The artist’s desire to control his own market is tied up with the wish to control his own fate. The weakness of his art is its generality, but I think if you wanted to try to make something more specific of Hirst’s art, you’d look to the desperation over death and how life is spent. It’s the obvious content of the shark, the maggots, and the dead animals, as well as his flip comments about suicide and self-destruction; the paintings tackle the subject obliquely. One spot painting is easy-listening, but all together they function as a hideous allegory of the individual in society. Even the most successful individuals are eventually reviled for churning out their stuff, rejected for being themselves (however distanced or ironic that self), but even so they are not allowed to stop and do something else. Witness Hirst’s disavowal of the spot paintings before his self-engineered 2008 auction/exhibition at Sotheby’s. After feinting at something new (failed authentically expressive paintings), he’s back to playing the old stuff. That temporary cessation of the spots—whether midlife crisis–inspired self-appraisal or frank market manipulation—rhymes with Maurizio Cattelan’s current retrospective at the Guggenheim, a summing up and also putative end to his artistic life. But the playful/melancholic Cattelan seems to be honestly confronting his own limitations amid the impossible dilemma, taking control through career suicide. Despite his own “fun” persona, Hirst seems angry at the spot he’s in—unable to make resonant decisions about his own work life, he is trying to drag art down into the grave with him. The latter is a fool’s game; the diamond skull is more Ed Hardy than the end of art. Life without death, a kind of wan immortality in the form of the endless spot paintings, feels equally empty.
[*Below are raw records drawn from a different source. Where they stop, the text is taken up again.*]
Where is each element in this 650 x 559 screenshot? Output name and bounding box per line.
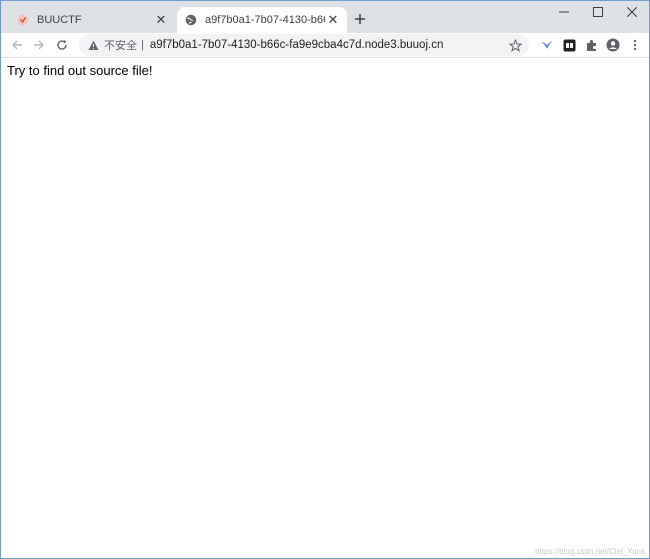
security-label[interactable]: 不安全: [104, 37, 137, 53]
address-bar[interactable]: 不安全 | a9f7b0a1-7b07-4130-b66c-fa9e9cba4c…: [79, 34, 529, 56]
close-window-button[interactable]: [615, 1, 649, 23]
buuctf-logo-icon: [17, 14, 29, 26]
tab-challenge[interactable]: a9f7b0a1-7b07-4130-b66c-fa9 ✕: [177, 7, 347, 33]
reload-icon: [57, 39, 67, 50]
window-controls: [547, 1, 649, 23]
globe-icon: [185, 14, 197, 26]
menu-icon[interactable]: [626, 36, 644, 54]
minimize-button[interactable]: [547, 1, 581, 23]
tab-title: BUUCTF: [37, 14, 82, 26]
new-tab-button[interactable]: [351, 10, 369, 28]
browser-window: BUUCTF ✕ a9f7b0a1-7b07-4130-b66c-fa9 ✕: [0, 0, 650, 559]
tab-title: a9f7b0a1-7b07-4130-b66c-fa9: [205, 14, 325, 26]
arrow-left-icon: [12, 40, 22, 50]
address-separator: |: [141, 39, 144, 51]
close-tab-icon[interactable]: ✕: [153, 12, 169, 28]
close-tab-icon[interactable]: ✕: [325, 12, 341, 28]
browser-toolbar: 不安全 | a9f7b0a1-7b07-4130-b66c-fa9e9cba4c…: [1, 33, 649, 58]
maximize-button[interactable]: [581, 1, 615, 23]
page-message: Try to find out source file!: [7, 63, 153, 78]
reload-button[interactable]: [52, 35, 72, 55]
warning-icon[interactable]: [87, 39, 99, 51]
page-content: Try to find out source file! https://blo…: [1, 58, 649, 558]
extension-tab-icon[interactable]: [560, 36, 578, 54]
forward-button[interactable]: [29, 35, 49, 55]
close-icon: [627, 7, 637, 17]
maximize-icon: [593, 7, 603, 17]
url-text[interactable]: a9f7b0a1-7b07-4130-b66c-fa9e9cba4c7d.nod…: [150, 39, 444, 51]
bookmark-star-icon[interactable]: [507, 37, 523, 53]
watermark-text: https://blog.csdn.net/Ciel_Yuns: [535, 547, 645, 556]
tab-strip: BUUCTF ✕ a9f7b0a1-7b07-4130-b66c-fa9 ✕: [1, 1, 649, 33]
extension-bird-icon[interactable]: [538, 36, 556, 54]
profile-avatar-icon[interactable]: [604, 36, 622, 54]
minimize-icon: [559, 11, 569, 13]
back-button[interactable]: [7, 35, 27, 55]
plus-icon: [355, 14, 365, 24]
tab-buuctf[interactable]: BUUCTF ✕: [9, 7, 175, 33]
puzzle-icon[interactable]: [582, 36, 600, 54]
arrow-right-icon: [34, 40, 44, 50]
Not inaccurately, art comedian Hennessy Youngman pegs Hirst as Bono; fair enough, they probably share vacations and stock advisers as well as sunglasses. And we can see Bono making the endless circuit of concerts, playing on and on, not meaning any of it, just getting bigger (like Hirst’s recent spots), trying to run the joke rather than be it. But the difference is that Bono always sucked. I want, perhaps foolishly, to think that there also lurks within Damien Hirst a little John Lydon (the artist formerly known as Johnny Rotten), who yelled during a PiL concert I saw almost twenty years ago, “How many of you idiots bought the fucking T-shirt?” Because otherwise, there is something (and here I’m going to get a little weird and project-y) sad about seeing the artist pinned against one of those spot paintings as photographers fire away; is this really what it looks like to master one’s fate? It seems silly to feel sorry for successful artists, or for rich people in general, but in the end, there is no attitude to strike that can beat the house. Or, to put it another way, no one gets out of here alive.